Runaway Bride fails to get treatment for thyroid condition, gets dumped


A while ago we read through the hilarious letters sent into the Duluth, GA police department where runaway bride Jennifer Willbanks told her ridiculous tale about being kidnapped and forced to perform sex acts with a fictional Latino couple.

Many people suggested that Willbanks suffered from hyperthyroidism, also known as Graves Disease, which causes sufferers’ eyes to pop out of their head, and can cause anxiety and frantic behavior. Willbanks also has what’s known as a goiter, or an enlargement of the thyroid gland, which you can see by looking at her neck in the picture above.

Willbanks has finally been dumped by her dupe of a fiance, John Mason, over a year after the famous incident. Of course she should have been kicked to the curb a while ago:

A year ago Jennifer Wilbanks bolted into tabloid infamy as the “Runaway Bride” when she faked her own kidnapping for three days on the eve of her wedding in Duluth, Ga.

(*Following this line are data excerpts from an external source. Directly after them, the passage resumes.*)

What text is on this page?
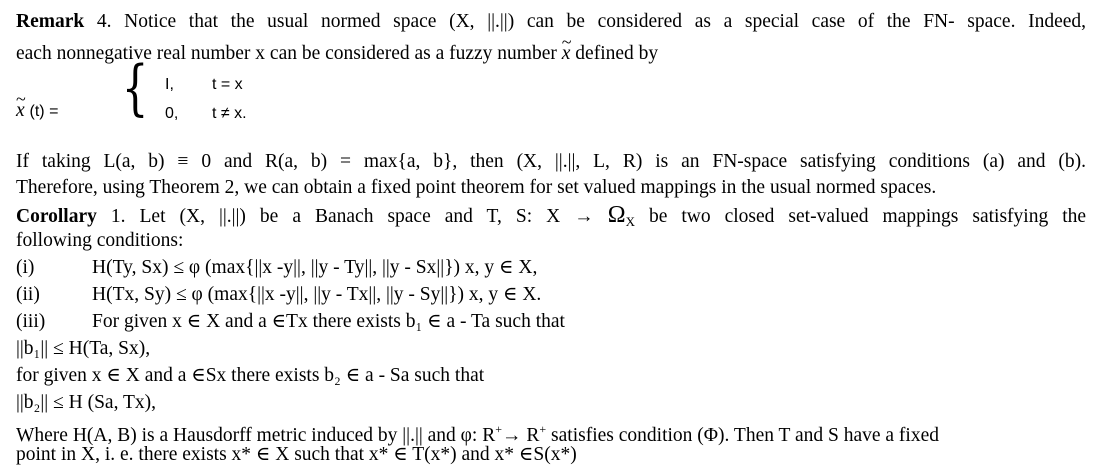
Remark 4. Notice that the usual normed space (X, ||.||) can be considered as a special case of the FN- space. Indeed,
each nonnegative real number x can be considered as a fuzzy number ~ x defined by
~ x (t) = { I, t = x
0, t ≠ x.
If taking L(a, b) ≡ 0 and R(a, b) = max{a, b}, then (X, ||.||, L, R) is an FN-space satisfying conditions (a) and (b).
Therefore, using Theorem 2, we can obtain a fixed point theorem for set valued mappings in the usual normed spaces.
Corollary 1. Let (X, ||.||) be a Banach space and T, S: $X \to \Omega_X$ be two closed set-valued mappings satisfying the
following conditions:
(i)	H(Ty, Sx) ≤ φ (max{||x -y||, ||y - Ty||, ||y - Sx||}) x, y ∈ X,
(ii)	H(Tx, Sy) ≤ φ (max{||x -y||, ||y - Tx||, ||y - Sy||}) x, y ∈ X.
(iii) For given x ∈ X and a ∈Tx there exists b₁ ∈ a - Ta such that
||b₁|| ≤ H(Ta, Sx),
for given x ∈ X and a ∈Sx there exists b₂ ∈ a - Sa such that
||b₂|| ≤ H (Sa, Tx),
Where H(A, B) is a Hausdorff metric induced by ||.|| and φ: R+→ R+ satisfies condition (Φ). Then T and S have a fixed
point in X, i. e. there exists x* ∈ X such that x* ∈ T(x*) and x* ∈S(x*)
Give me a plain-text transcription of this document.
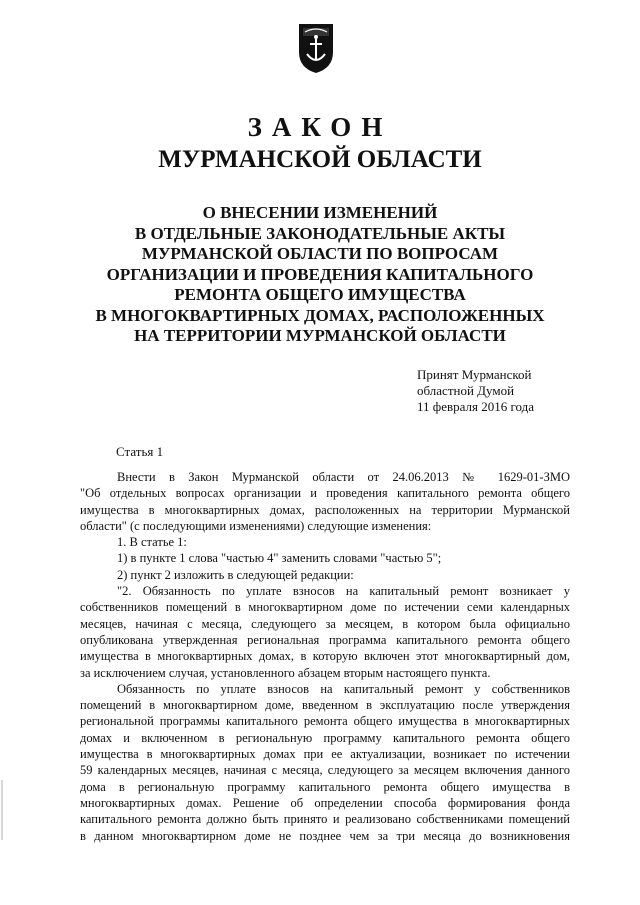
ЗАКОН
МУРМАНСКОЙ ОБЛАСТИ
О ВНЕСЕНИИ ИЗМЕНЕНИЙ
В ОТДЕЛЬНЫЕ ЗАКОНОДАТЕЛЬНЫЕ АКТЫ
МУРМАНСКОЙ ОБЛАСТИ ПО ВОПРОСАМ
ОРГАНИЗАЦИИ И ПРОВЕДЕНИЯ КАПИТАЛЬНОГО
РЕМОНТА ОБЩЕГО ИМУЩЕСТВА
В МНОГОКВАРТИРНЫХ ДОМАХ, РАСПОЛОЖЕННЫХ
НА ТЕРРИТОРИИ МУРМАНСКОЙ ОБЛАСТИ
Принят Мурманской
областной Думой
11 февраля 2016 года
Статья 1
Внести в Закон Мурманской области от 24.06.2013 № 1629-01-ЗМО
"Об отдельных вопросах организации и проведения капитального ремонта общего
имущества в многоквартирных домах, расположенных на территории Мурманской
области" (с последующими изменениями) следующие изменения:
1. В статье 1:
1) в пункте 1 слова "частью 4" заменить словами "частью 5";
2) пункт 2 изложить в следующей редакции:
"2. Обязанность по уплате взносов на капитальный ремонт возникает у
собственников помещений в многоквартирном доме по истечении семи календарных
месяцев, начиная с месяца, следующего за месяцем, в котором была официально
опубликована утвержденная региональная программа капитального ремонта общего
имущества в многоквартирных домах, в которую включен этот многоквартирный дом,
за исключением случая, установленного абзацем вторым настоящего пункта.
Обязанность по уплате взносов на капитальный ремонт у собственников
помещений в многоквартирном доме, введенном в эксплуатацию после утверждения
региональной программы капитального ремонта общего имущества в многоквартирных
домах и включенном в региональную программу капитального ремонта общего
имущества в многоквартирных домах при ее актуализации, возникает по истечении
59 календарных месяцев, начиная с месяца, следующего за месяцем включения данного
дома в региональную программу капитального ремонта общего имущества в
многоквартирных домах. Решение об определении способа формирования фонда
капитального ремонта должно быть принято и реализовано собственниками помещений
в данном многоквартирном доме не позднее чем за три месяца до возникновения
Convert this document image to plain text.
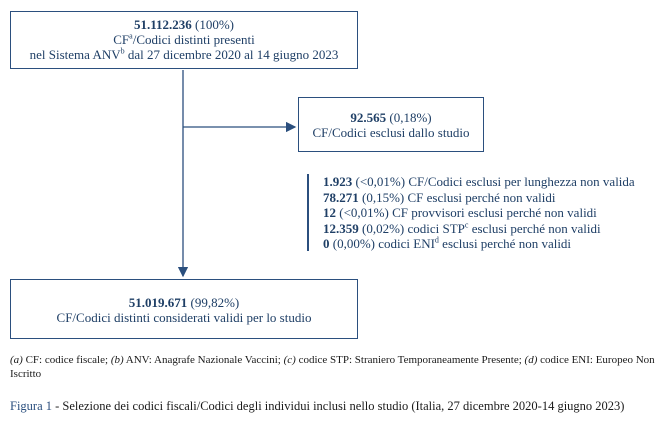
51.112.236 (100%)
$CF^a$/Codici distinti presenti
nel Sistema ANV$^b$ dal 27 dicembre 2020 al 14 giugno 2023
92.565 (0,18%)
CF/Codici esclusi dallo studio
1.923 (<0,01%) CF/Codici esclusi per lunghezza non valida
78.271 (0,15%) CF esclusi perché non validi
12 (<0,01%) CF provvisori esclusi perché non validi
12.359 (0,02%) codici STP$^c$ esclusi perché non validi
0 (0,00%) codici ENI$^d$ esclusi perché non validi
51.019.671 (99,82%)
CF/Codici distinti considerati validi per lo studio
(a) CF: codice fiscale; (b) ANV: Anagrafe Nazionale Vaccini; (c) codice STP: Straniero Temporaneamente Presente; (d) codice ENI: Europeo Non Iscritto
Figura 1 - Selezione dei codici fiscali/Codici degli individui inclusi nello studio (Italia, 27 dicembre 2020-14 giugno 2023)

To the amazement of many, fiancé John Mason quickly took her back, with the couple even moving into a large new home in an Atlanta suburb and talking about taking a second run at marriage.

But in early May Mason’s camp let it be known that any nuptials were off – and suddenly the woman who couldn’t take “I do” for an answer seems to be having a problem with “I don’t.”

“I’m not confirming or denying the breakup,” Wilbanks, 33, told PEOPLE May 14. “John and I have some things to work out.”

But to Mason’s family and friends there is no doubt that this time the split is for good. “I think John realized there were some fundamental differences in their personalities that he wasn’t going to be able to deal with,” a friend says of Mason, 33, who runs his family’s Duluth medical-care business.

Whatever the cause of the breakup, Mason’s family voiced relief at the turn of events. “We’re just glad there’s a final resolution,” John’s father, Claude, who was to have been his son’s best man, told PEOPLE.

People says that Willbanks has performed the 120 hours of community service she was assigned for causing the fake kidnapping scare, and has paid back $15,000 of the cost the local police incurred for the search.

What we’d really like to know is if she ever saw an endocrinologist.